Questa è la filastrocca di Mamma Oca, che sembra sinistramente combaciare con la storia di una stramba famiglia nella quale si imbatte Ellery Queen. Cornelia Potts è una vecchia settantenne che ha sei figli, di cui i primi tre hanno ereditato la pazzia del primo marito e godono della protezione e dell'amore materno, mentre gli altri tre, proprio perché sani di mente, sono odiati dalla madre. La vecchia ha accumulato ricchezza fabbricando la famosa Scarpa Potts che tutti gli americani calzano per soli $ 1,99 e vive nel culto di questo nome che rappresenta i suoi figli preferiti, tanto che ha voluto imporre di portarlo anche al secondo marito e ai tre figli di questo. La bizzarria e l'assurdo dominano la casa di questa famiglia e sarà la vena di follia che porterà al primo delitto, scaturito addirittura da una surreale sfida a duello fra due fratelli, consumata nel giardino della villa, davanti alla statua bronzea della Scarpa.
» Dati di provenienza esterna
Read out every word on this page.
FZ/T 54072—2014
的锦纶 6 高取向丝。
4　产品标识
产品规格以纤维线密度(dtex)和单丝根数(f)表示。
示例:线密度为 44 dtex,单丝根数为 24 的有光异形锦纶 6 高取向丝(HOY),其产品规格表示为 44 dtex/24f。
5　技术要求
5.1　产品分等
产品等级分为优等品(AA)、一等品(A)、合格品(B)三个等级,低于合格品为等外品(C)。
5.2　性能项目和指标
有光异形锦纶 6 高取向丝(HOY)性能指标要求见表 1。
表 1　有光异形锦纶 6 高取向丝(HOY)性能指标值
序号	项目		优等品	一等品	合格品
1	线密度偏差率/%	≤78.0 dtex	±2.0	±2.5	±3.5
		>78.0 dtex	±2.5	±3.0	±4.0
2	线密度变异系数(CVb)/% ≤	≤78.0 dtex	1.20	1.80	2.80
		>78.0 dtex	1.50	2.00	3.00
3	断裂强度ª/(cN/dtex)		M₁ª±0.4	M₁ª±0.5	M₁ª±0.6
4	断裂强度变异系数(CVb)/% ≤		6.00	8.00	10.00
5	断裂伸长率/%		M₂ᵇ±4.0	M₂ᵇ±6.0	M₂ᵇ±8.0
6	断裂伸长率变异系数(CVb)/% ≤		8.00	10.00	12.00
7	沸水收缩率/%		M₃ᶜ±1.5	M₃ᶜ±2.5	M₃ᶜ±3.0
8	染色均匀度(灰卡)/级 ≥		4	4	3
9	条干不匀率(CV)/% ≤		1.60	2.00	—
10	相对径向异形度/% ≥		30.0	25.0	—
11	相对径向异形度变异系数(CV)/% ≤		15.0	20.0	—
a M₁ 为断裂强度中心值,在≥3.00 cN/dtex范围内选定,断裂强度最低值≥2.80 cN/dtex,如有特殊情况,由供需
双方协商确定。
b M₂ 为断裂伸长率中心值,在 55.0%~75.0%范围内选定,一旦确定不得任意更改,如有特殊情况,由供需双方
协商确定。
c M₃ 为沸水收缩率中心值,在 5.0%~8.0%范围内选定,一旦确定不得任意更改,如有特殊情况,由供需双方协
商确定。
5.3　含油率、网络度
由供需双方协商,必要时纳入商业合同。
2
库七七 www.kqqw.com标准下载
La trama è volutamente forzata quando descrive le devianze mentali di ben tre individui della stessa stirpe, ma divertente e godibilissima per lo snodarsi di situazioni grottesche, che portano però ad un finale un po' scontato, dato che i personaggi sono pochi e si va per esclusione.
Rispetto ai romanzi della precedente decade, si cominciano a vedere un po' più di movimento e di costruzione non più solo di enigmi, ma anche di personaggi.